Прошло несколько месяцев. Разгром немцев под Москвой поубавил прыти полицейской команде, но приказы и распоряжения выполняла она по-прежнему усердно. Исчезли со двора коровы, свиньи, и овцы. Редкая хозяйка уберегла курицу, повымели закрома и амбары.
- Все для победоносной Немецкой армии, все для освободительной армии! - орали полицаи, проводя очередную операцию по грабежу.
Притаилось село, затихло. Даже уцелевшие собаки перестали подавать голос, так как быстро сообразили, что трусливые полицейские, непрерывно шастающие по дворам в поисках поживы, были скоры на расправу. Оставшиеся в живых псы благоразумно помалкивали в будках или в укромных местах.
Однажды, ранней весной, полицейские оклеили листовками все дома в селе.
«Великая Германия зовет молодежь! Вы можете построить свое будущее! Немецкий рейх ждет рабочих! Вы увидите цивилизацию и культуру! Всем гарантирована сытая жизнь!» - взывали они.
Однако добровольцев не находилось.
- Зафтра надьо отправфляйт - сказал старый немец-ефрейтор старосте. - Дафайте этот списьёк... Надьо собирайт их и отправляйт.
Вечером, пока закончили бутыль самогона, список был составлен.
- 29, 29… - мусолил карандашом староста, - где же 30-й? А-а-а, - хрипло и злорадно протянул он, - есть! 30. Карпенко Валерий, 16 лет, - добавив два года, дописал он.

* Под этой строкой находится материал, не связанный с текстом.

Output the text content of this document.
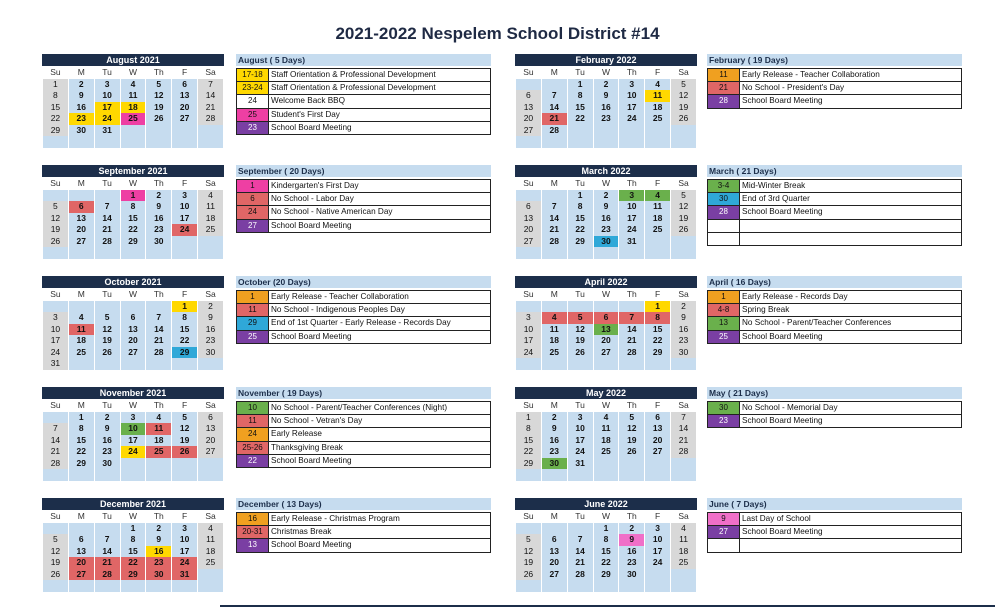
2021-2022 Nespelem School District #14
August 2021
Su	M	Tu	W	Th	F	Sa
1	2	3	4	5	6	7
8	9	10	11	12	13	14
15	16	17	18	19	20	21
22	23	24	25	26	27	28
29	30	31				

September 2021
Su	M	Tu	W	Th	F	Sa
			1	2	3	4
5	6	7	8	9	10	11
12	13	14	15	16	17	18
19	20	21	22	23	24	25
26	27	28	29	30		

October 2021
Su	M	Tu	W	Th	F	Sa
					1	2
3	4	5	6	7	8	9
10	11	12	13	14	15	16
17	18	19	20	21	22	23
24	25	26	27	28	29	30
31						
November 2021
Su	M	Tu	W	Th	F	Sa
	1	2	3	4	5	6
7	8	9	10	11	12	13
14	15	16	17	18	19	20
21	22	23	24	25	26	27
28	29	30				

December 2021
Su	M	Tu	W	Th	F	Sa
			1	2	3	4
5	6	7	8	9	10	11
12	13	14	15	16	17	18
19	20	21	22	23	24	25
26	27	28	29	30	31	

February 2022
Su	M	Tu	W	Th	F	Sa
		1	2	3	4	5
6	7	8	9	10	11	12
13	14	15	16	17	18	19
20	21	22	23	24	25	26
27	28					

March 2022
Su	M	Tu	W	Th	F	Sa
		1	2	3	4	5
6	7	8	9	10	11	12
13	14	15	16	17	18	19
20	21	22	23	24	25	26
27	28	29	30	31		

April 2022
Su	M	Tu	W	Th	F	Sa
					1	2
3	4	5	6	7	8	9
10	11	12	13	14	15	16
17	18	19	20	21	22	23
24	25	26	27	28	29	30

May 2022
Su	M	Tu	W	Th	F	Sa
1	2	3	4	5	6	7
8	9	10	11	12	13	14
15	16	17	18	19	20	21
22	23	24	25	26	27	28
29	30	31				

June 2022
Su	M	Tu	W	Th	F	Sa
			1	2	3	4
5	6	7	8	9	10	11
12	13	14	15	16	17	18
19	20	21	22	23	24	25
26	27	28	29	30		

August ( 5 Days)
17-18	Staff Orientation & Professional Development
23-24	Staff Orientation & Professional Development
24	Welcome Back BBQ
25	Student's First Day
23	School Board Meeting
September ( 20 Days)
1	Kindergarten's First Day
6	No School - Labor Day
24	No School - Native American Day
27	School Board Meeting
October (20 Days)
1	Early Release - Teacher Collaboration
11	No School - Indigenous Peoples Day
29	End of 1st Quarter - Early Release - Records Day
25	School Board Meeting
November ( 19 Days)
10	No School - Parent/Teacher Conferences (Night)
11	No School - Vetran's Day
24	Early Release
25-26	Thanksgiving Break
22	School Board Meeting
December ( 13 Days)
16	Early Release - Christmas Program
20-31	Christmas Break
13	School Board Meeting
February ( 19 Days)
11	Early Release - Teacher Collaboration
21	No School - President's Day
28	School Board Meeting
March ( 21 Days)
3-4	Mid-Winter Break
30	End of 3rd Quarter
28	School Board Meeting
April ( 16 Days)
1	Early Release - Records Day
4-8	Spring Break
13	No School - Parent/Teacher Conferences
25	School Board Meeting
May ( 21 Days)
30	No School - Memorial Day
23	School Board Meeting
June ( 7 Days)
9	Last Day of School
27	School Board Meeting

- Сиди и никуда не рыпайся, - строго наказывала утром тетка Мария Валерику. - Погода вон какая, грязь, все развезло да и обуть толком нечего. И вообще, - добавила она, - нечего на глаза этим христопродавцам показываться. А я к Капитолине Меленьтьевне схожу, погадаю, да снесу ей продуктов немного. Как там наши соколики? Хоть бы весточку кто передал, живы ли? Дай им бог здоровья и удачи, помоги скорее разбить супостатов, - зашептала Мария, собирая нехитрую крестьянскую снедь в узелок. И она отправилась к старушке в дальний конец села, на другой порядок.
А между тем страшная процессия, состоящая из четырех подвод, в которых сидели все в слезах, сжимая в руках узелки, молодые ребята и девчата, сопровождаемая душераздирающими криками и плачем, в окружении усиленного наряда полиции, с автоматами и винтовками наизготовку, приближать к концу села, собирая свою варварскую дань.
- Где ты? - грубый окрик и стук кованого сапога в дверь раздались одновременно. Пьяный староста, сопровождаемый двумя немцами, ввалился в боковушку.
- Мамы нету, она ушла, - тихо, но достаточно твердо ответил Валерик.
- А нам не она сейчас нужна, - грубо оборвал его Протяжный. - Собирайся. Поедешь в Великую Германию!
- Д-дяденька, не надо, не посылайте меня, д-д-янька!!! - После смерти матери. Валерик при волнении, начинал заикаться.
- Молчи, паршивец! Ему же добра желают, а он ещё пищит, - накаляясь, закричал староста. - Собирайся, некогда нам с тобой тута, - рванул он его из-за столика так, что затрещала на груди рубашечка.
Вскочил Валерка, наклонился за пальтишком, схватил его и, прошмыгнув между немцем и старостой, рванул в огород.
- Стой, стой, щенок! Застрелю! - закричал, выскакивая вслед за ним, староста, но Валерий, припустил ещё быстрее.
-Ах ты, байстрюк! Стой, стой, тебе говорят, - орал он, - стой, лучше будет!
Но силы были явно не равны. Выбежав на огород, утопая в грязи в больших, не по росту сапогах, Валерик, задыхаясь, делал последние усилия, чтобы убежать.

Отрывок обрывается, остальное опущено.